1. Field of the Invention
The present invention relates to DRAM memory cell structures, and in particular, a trench-type capacitor with enhanced charge retention.
2. Description of the Related Art
Traditional trench capacitors naturally discharge over time. One cause of such discharge is the leakage current between the storage node and the buried plate (i.e., surface node diffusion). One way to increase charge retention time is by reducing leakage current between the storage node diffusion and the buried plate.
Referring to FIG. 1(a), an example of one major leakage pathway in a conventional trench-type memory cell is depicted using a parasitic vertical transistor 10. The transistor 10 includes collar oxide 11 formed on the interior surface 12 of trench 13. Transistor 10 is incorporated into DRAM memory cell 16 which further includes a gate 17, storage nodes 13,18 and a buried plate 19.
FIG. 1(b) depicts an electrical circuit diagram corresponding to the transistor 10.
Several conventional methods have been proposed or implemented to address current leakage. Increasing the threshold voltage of parasitic transistor 10 can reduce the leakage current. The threshold voltage can be increased by ion (p-type in case of p-type well) implantation into the well at a depth within the parasitic channel. Threshold voltage can also be increased by increasing the collar oxide 11 thickness.
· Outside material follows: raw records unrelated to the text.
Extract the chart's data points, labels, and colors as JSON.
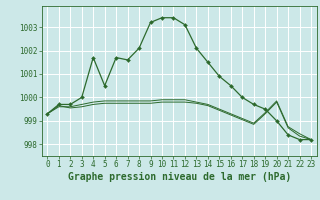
{
  "background_color": "#cce8e8",
  "grid_color": "#ffffff",
  "line_color": "#2d6a2d",
  "marker_color": "#2d6a2d",
  "xlabel": "Graphe pression niveau de la mer (hPa)",
  "xlabel_fontsize": 7,
  "tick_fontsize": 5.5,
  "ytick_fontsize": 5.5,
  "ylim": [
    997.5,
    1003.9
  ],
  "xlim": [
    -0.5,
    23.5
  ],
  "yticks": [
    998,
    999,
    1000,
    1001,
    1002,
    1003
  ],
  "xticks": [
    0,
    1,
    2,
    3,
    4,
    5,
    6,
    7,
    8,
    9,
    10,
    11,
    12,
    13,
    14,
    15,
    16,
    17,
    18,
    19,
    20,
    21,
    22,
    23
  ],
  "series": [
    [
      999.3,
      999.7,
      999.7,
      1000.0,
      1001.7,
      1000.5,
      1001.7,
      1001.6,
      1002.1,
      1003.2,
      1003.4,
      1003.4,
      1003.1,
      1002.1,
      1001.5,
      1000.9,
      1000.5,
      1000.0,
      999.7,
      999.5,
      999.0,
      998.4,
      998.2,
      998.2
    ],
    [
      999.3,
      999.6,
      999.6,
      999.7,
      999.8,
      999.85,
      999.85,
      999.85,
      999.85,
      999.85,
      999.9,
      999.9,
      999.9,
      999.8,
      999.7,
      999.5,
      999.3,
      999.1,
      998.9,
      999.35,
      999.85,
      998.75,
      998.45,
      998.2
    ],
    [
      999.3,
      999.65,
      999.55,
      999.6,
      999.7,
      999.75,
      999.75,
      999.75,
      999.75,
      999.75,
      999.8,
      999.8,
      999.8,
      999.75,
      999.65,
      999.45,
      999.25,
      999.05,
      998.85,
      999.3,
      999.8,
      998.7,
      998.35,
      998.2
    ]
  ]
}
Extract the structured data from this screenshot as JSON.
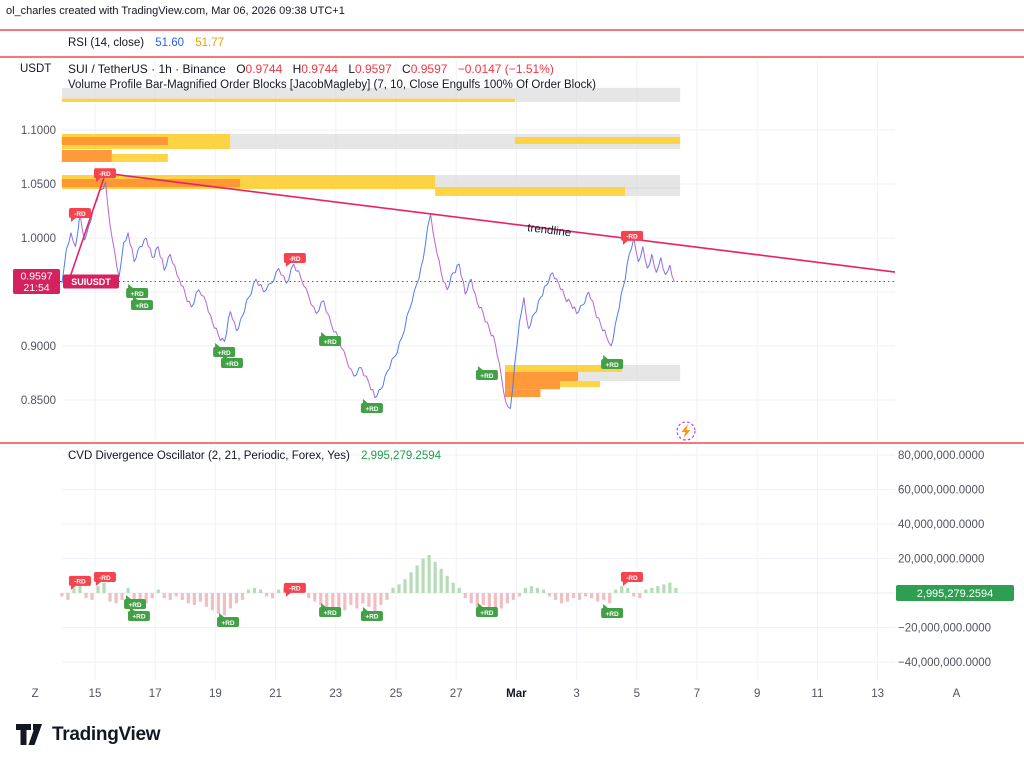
{
  "attribution": "ol_charles created with TradingView.com, Mar 06, 2026 09:38 UTC+1",
  "rsi": {
    "label": "RSI (14, close)",
    "value_main": "51.60",
    "value_signal": "51.77",
    "color_main": "#2962ff",
    "color_signal": "#f0a000"
  },
  "header": {
    "price_scale_currency": "USDT",
    "symbol_title": "SUI / TetherUS · 1h · Binance",
    "ohlc": {
      "o_label": "O",
      "o": "0.9744",
      "h_label": "H",
      "h": "0.9744",
      "l_label": "L",
      "l": "0.9597",
      "c_label": "C",
      "c": "0.9597",
      "change": "−0.0147 (−1.51%)"
    },
    "down_color": "#f23645"
  },
  "volume_profile_label": "Volume Profile Bar-Magnified Order Blocks [JacobMagleby] (7, 10, Close Engulfs 100% Of Order Block)",
  "cvd_legend": {
    "label": "CVD Divergence Oscillator (2, 21, Periodic, Forex, Yes)",
    "value": "2,995,279.2594",
    "value_color": "#1e9e4a"
  },
  "logo": {
    "text": "TradingView"
  },
  "chart_data": {
    "type": "candlestick",
    "title": "SUI/TetherUS 1h with Volume Profile Order Blocks and CVD Divergence Oscillator",
    "price_pane": {
      "ylim": [
        0.83,
        1.145
      ],
      "ylabel_values": [
        {
          "p": 1.1,
          "label": "1.1000"
        },
        {
          "p": 1.05,
          "label": "1.0500"
        },
        {
          "p": 1.0,
          "label": "1.0000"
        },
        {
          "p": 0.9,
          "label": "0.9000"
        },
        {
          "p": 0.85,
          "label": "0.8500"
        }
      ],
      "grid_prices": [
        1.1,
        1.05,
        1.0,
        0.95,
        0.9,
        0.85
      ],
      "current_price": {
        "value": "0.9597",
        "countdown": "21:54",
        "p": 0.9597,
        "color": "#d6215f",
        "symbol_tag": "SUIUSDT"
      },
      "up_color": "#4f7cf0",
      "down_color": "#bd63d3",
      "price_path": [
        [
          13.9,
          0.958
        ],
        [
          14.05,
          0.99
        ],
        [
          14.2,
          1.005
        ],
        [
          14.35,
          0.992
        ],
        [
          14.5,
          1.023
        ],
        [
          14.65,
          0.998
        ],
        [
          14.8,
          1.012
        ],
        [
          15.0,
          1.032
        ],
        [
          15.2,
          1.045
        ],
        [
          15.35,
          1.052
        ],
        [
          15.5,
          1.012
        ],
        [
          15.65,
          0.988
        ],
        [
          15.8,
          0.964
        ],
        [
          15.95,
          0.996
        ],
        [
          16.1,
          1.005
        ],
        [
          16.3,
          0.978
        ],
        [
          16.5,
          0.992
        ],
        [
          16.7,
          1.0
        ],
        [
          16.9,
          0.982
        ],
        [
          17.1,
          0.992
        ],
        [
          17.3,
          0.97
        ],
        [
          17.5,
          0.985
        ],
        [
          17.8,
          0.962
        ],
        [
          18.0,
          0.948
        ],
        [
          18.2,
          0.936
        ],
        [
          18.45,
          0.952
        ],
        [
          18.7,
          0.94
        ],
        [
          18.9,
          0.922
        ],
        [
          19.1,
          0.91
        ],
        [
          19.3,
          0.904
        ],
        [
          19.5,
          0.932
        ],
        [
          19.7,
          0.914
        ],
        [
          19.9,
          0.928
        ],
        [
          20.1,
          0.945
        ],
        [
          20.35,
          0.962
        ],
        [
          20.6,
          0.95
        ],
        [
          20.85,
          0.958
        ],
        [
          21.1,
          0.972
        ],
        [
          21.35,
          0.958
        ],
        [
          21.6,
          0.976
        ],
        [
          21.85,
          0.962
        ],
        [
          22.1,
          0.946
        ],
        [
          22.35,
          0.93
        ],
        [
          22.6,
          0.942
        ],
        [
          22.85,
          0.92
        ],
        [
          23.1,
          0.905
        ],
        [
          23.35,
          0.888
        ],
        [
          23.6,
          0.872
        ],
        [
          23.85,
          0.88
        ],
        [
          24.1,
          0.866
        ],
        [
          24.3,
          0.852
        ],
        [
          24.5,
          0.86
        ],
        [
          24.7,
          0.876
        ],
        [
          24.95,
          0.89
        ],
        [
          25.2,
          0.908
        ],
        [
          25.45,
          0.934
        ],
        [
          25.7,
          0.958
        ],
        [
          25.9,
          0.98
        ],
        [
          26.05,
          1.01
        ],
        [
          26.15,
          1.022
        ],
        [
          26.3,
          0.995
        ],
        [
          26.5,
          0.968
        ],
        [
          26.7,
          0.952
        ],
        [
          26.9,
          0.968
        ],
        [
          27.1,
          0.976
        ],
        [
          27.3,
          0.948
        ],
        [
          27.5,
          0.962
        ],
        [
          27.7,
          0.94
        ],
        [
          27.9,
          0.93
        ],
        [
          28.1,
          0.916
        ],
        [
          28.3,
          0.902
        ],
        [
          28.5,
          0.872
        ],
        [
          28.65,
          0.848
        ],
        [
          28.8,
          0.842
        ],
        [
          28.95,
          0.885
        ],
        [
          29.1,
          0.922
        ],
        [
          29.25,
          0.945
        ],
        [
          29.4,
          0.916
        ],
        [
          29.6,
          0.93
        ],
        [
          29.8,
          0.945
        ],
        [
          30.0,
          0.956
        ],
        [
          30.2,
          0.968
        ],
        [
          30.4,
          0.958
        ],
        [
          30.6,
          0.946
        ],
        [
          30.8,
          0.94
        ],
        [
          31.0,
          0.93
        ],
        [
          31.2,
          0.938
        ],
        [
          31.4,
          0.95
        ],
        [
          31.6,
          0.934
        ],
        [
          31.8,
          0.92
        ],
        [
          32.0,
          0.908
        ],
        [
          32.15,
          0.9
        ],
        [
          32.35,
          0.928
        ],
        [
          32.55,
          0.955
        ],
        [
          32.75,
          0.985
        ],
        [
          32.9,
          1.0
        ],
        [
          33.05,
          0.978
        ],
        [
          33.2,
          0.992
        ],
        [
          33.35,
          0.972
        ],
        [
          33.5,
          0.985
        ],
        [
          33.65,
          0.968
        ],
        [
          33.8,
          0.982
        ],
        [
          33.95,
          0.966
        ],
        [
          34.1,
          0.975
        ],
        [
          34.25,
          0.9597
        ]
      ],
      "block_colors": {
        "gray": "#d9d9d9",
        "yellow": "#ffcf33",
        "orange": "#ff9532"
      },
      "order_blocks": [
        [
          1.139,
          1.126,
          13.9,
          34.44,
          "gray"
        ],
        [
          1.129,
          1.126,
          13.9,
          28.95,
          "yellow"
        ],
        [
          1.0963,
          1.0824,
          13.9,
          34.44,
          "gray"
        ],
        [
          1.0963,
          1.0824,
          13.9,
          19.49,
          "yellow"
        ],
        [
          1.0935,
          1.0861,
          13.9,
          17.42,
          "orange"
        ],
        [
          1.0935,
          1.087,
          28.95,
          34.44,
          "yellow"
        ],
        [
          1.0815,
          1.0704,
          13.9,
          15.56,
          "orange"
        ],
        [
          1.0778,
          1.0704,
          15.56,
          17.42,
          "yellow"
        ],
        [
          1.0583,
          1.0454,
          13.9,
          34.44,
          "gray"
        ],
        [
          1.0583,
          1.0454,
          13.9,
          26.3,
          "yellow"
        ],
        [
          1.0546,
          1.0472,
          13.9,
          19.82,
          "orange"
        ],
        [
          1.0472,
          1.0389,
          26.3,
          32.61,
          "yellow"
        ],
        [
          1.0472,
          1.0389,
          32.61,
          34.44,
          "gray"
        ],
        [
          0.8824,
          0.876,
          28.62,
          34.44,
          "gray"
        ],
        [
          0.8824,
          0.876,
          28.62,
          32.51,
          "yellow"
        ],
        [
          0.876,
          0.8676,
          28.62,
          34.44,
          "gray"
        ],
        [
          0.876,
          0.8676,
          28.62,
          31.05,
          "orange"
        ],
        [
          0.8676,
          0.86,
          28.62,
          30.45,
          "orange"
        ],
        [
          0.8676,
          0.862,
          30.45,
          31.78,
          "yellow"
        ],
        [
          0.86,
          0.8527,
          28.62,
          29.8,
          "orange"
        ]
      ],
      "trendline": {
        "points": [
          [
            14.1,
            0.958
          ],
          [
            15.35,
            1.06
          ],
          [
            41.58,
            0.9685
          ]
        ],
        "label": "trendline",
        "color": "#e8216a"
      },
      "badges": [
        {
          "d": 14.5,
          "p": 1.0231,
          "t": "-RD"
        },
        {
          "d": 15.33,
          "p": 1.06,
          "t": "-RD"
        },
        {
          "d": 21.64,
          "p": 0.9815,
          "t": "-RD"
        },
        {
          "d": 32.84,
          "p": 1.002,
          "t": "-RD"
        },
        {
          "d": 16.4,
          "p": 0.9491,
          "t": "+RD"
        },
        {
          "d": 16.56,
          "p": 0.938,
          "t": "+RD"
        },
        {
          "d": 19.29,
          "p": 0.8944,
          "t": "+RD"
        },
        {
          "d": 19.55,
          "p": 0.8843,
          "t": "+RD"
        },
        {
          "d": 22.81,
          "p": 0.9046,
          "t": "+RD"
        },
        {
          "d": 24.2,
          "p": 0.8426,
          "t": "+RD"
        },
        {
          "d": 28.02,
          "p": 0.8731,
          "t": "+RD"
        },
        {
          "d": 32.18,
          "p": 0.8833,
          "t": "+RD"
        }
      ]
    },
    "cvd_pane": {
      "type": "bar",
      "unit": "millions",
      "axis": [
        {
          "v": 80,
          "label": "80,000,000.0000"
        },
        {
          "v": 60,
          "label": "60,000,000.0000"
        },
        {
          "v": 40,
          "label": "40,000,000.0000"
        },
        {
          "v": 20,
          "label": "20,000,000.0000"
        },
        {
          "v": -20,
          "label": "−20,000,000.0000"
        },
        {
          "v": -40,
          "label": "−40,000,000.0000"
        }
      ],
      "zero_badge": {
        "label": "2,995,279.2594",
        "bg": "#2e9e50"
      },
      "start_day": 13.9,
      "step_day": 0.2,
      "pos_color": "#b5dcb7",
      "neg_color": "#f0bfc3",
      "values_millions": [
        -2,
        -4,
        3,
        5,
        -3,
        -4,
        4,
        6,
        -5,
        -6,
        -4,
        3,
        -5,
        -8,
        -6,
        -3,
        2,
        -3,
        -4,
        -2,
        -4,
        -6,
        -7,
        -5,
        -8,
        -10,
        -12,
        -13,
        -9,
        -6,
        -4,
        2,
        3,
        2,
        -2,
        -3,
        2,
        3,
        2,
        4,
        2,
        -3,
        -5,
        -7,
        -9,
        -11,
        -8,
        -10,
        -7,
        -9,
        -6,
        -8,
        -11,
        -7,
        -4,
        3,
        5,
        8,
        12,
        16,
        20,
        22,
        18,
        14,
        10,
        6,
        3,
        -3,
        -6,
        -8,
        -7,
        -10,
        -12,
        -9,
        -6,
        -4,
        -2,
        3,
        4,
        3,
        2,
        -2,
        -4,
        -6,
        -5,
        -3,
        -4,
        -2,
        -3,
        -5,
        -4,
        -6,
        2,
        4,
        3,
        -2,
        -3,
        2,
        3,
        4,
        5,
        6,
        3
      ],
      "badges": [
        {
          "d": 14.5,
          "v": 7.0,
          "t": "-RD"
        },
        {
          "d": 15.33,
          "v": 9.3,
          "t": "-RD"
        },
        {
          "d": 21.64,
          "v": 3.0,
          "t": "-RD"
        },
        {
          "d": 32.84,
          "v": 9.3,
          "t": "-RD"
        },
        {
          "d": 16.33,
          "v": -6.4,
          "t": "+RD"
        },
        {
          "d": 16.46,
          "v": -13.3,
          "t": "+RD"
        },
        {
          "d": 19.42,
          "v": -16.8,
          "t": "+RD"
        },
        {
          "d": 22.81,
          "v": -11.0,
          "t": "+RD"
        },
        {
          "d": 24.2,
          "v": -13.3,
          "t": "+RD"
        },
        {
          "d": 28.02,
          "v": -11.0,
          "t": "+RD"
        },
        {
          "d": 32.18,
          "v": -11.6,
          "t": "+RD"
        }
      ]
    },
    "x_axis": {
      "ticks": [
        {
          "label": "Z",
          "d": 13.01,
          "grid": false
        },
        {
          "label": "15",
          "d": 15,
          "grid": true
        },
        {
          "label": "17",
          "d": 17,
          "grid": true
        },
        {
          "label": "19",
          "d": 19,
          "grid": true
        },
        {
          "label": "21",
          "d": 21,
          "grid": true
        },
        {
          "label": "23",
          "d": 23,
          "grid": true
        },
        {
          "label": "25",
          "d": 25,
          "grid": true
        },
        {
          "label": "27",
          "d": 27,
          "grid": true
        },
        {
          "label": "Mar",
          "d": 29,
          "grid": true,
          "bold": true
        },
        {
          "label": "3",
          "d": 31,
          "grid": true
        },
        {
          "label": "5",
          "d": 33,
          "grid": true
        },
        {
          "label": "7",
          "d": 35,
          "grid": true
        },
        {
          "label": "9",
          "d": 37,
          "grid": true
        },
        {
          "label": "11",
          "d": 39,
          "grid": true
        },
        {
          "label": "13",
          "d": 41,
          "grid": true
        },
        {
          "label": "A",
          "d": 43.62,
          "grid": false
        }
      ]
    }
  }
}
However, both of the methods have problems when incorporated into a high density DRAM process. For example, ion implantation can induce undesirable impurities into other areas. Since the aspect ratio (collar depth/trench opening) is very high (e.g. 1 xcexcm /0.15 xcexcm=6.7), the implantation angle needs to be almost parallel to collar oxide or vertical to wafer surface. As a result of the implantation angle, relatively high energy ion implantation is necessary and may result in undesirable implantation into the active channel region.
A disadvantage of a thicker collar oxide is a reduction in the trench opening. Reducing the trench opening leads to an increase in storage electrode resistance. An additional disadvantage of reducing the trench opening is the possible increase in complexity required to fill a trench with a narrow opening.
It is, therefore, an object of the present invention to provide a structure and method for a trench-type capacitor with enhanced charge retention.
According to one aspect of the present invention, a memory structure has a trenched formed in a substrate. A collar oxide is located in an upper portion of the trench and includes a pedestal portion.
According to another aspect of the present invention, a dynamic random access memory device includes a trench formed in a substrate having an upper portion. A collar oxide is located in the upper portion of the trench. The collar oxide includes a pedestal. A conductor fills the trench. The pedestal reduces a leakage of a charge on the conductor.
According to yet another aspect, the present invention comprises a method of forming a memory device. The method includes forming a trench in a substrate. A non-conformal oxide is deposited in an upper portion of the trench, wherein the non-conformal oxide is thicker along horizontal surfaces than vertical surfaces. Pedestals are formed on a lower portion of the non-conformal oxide.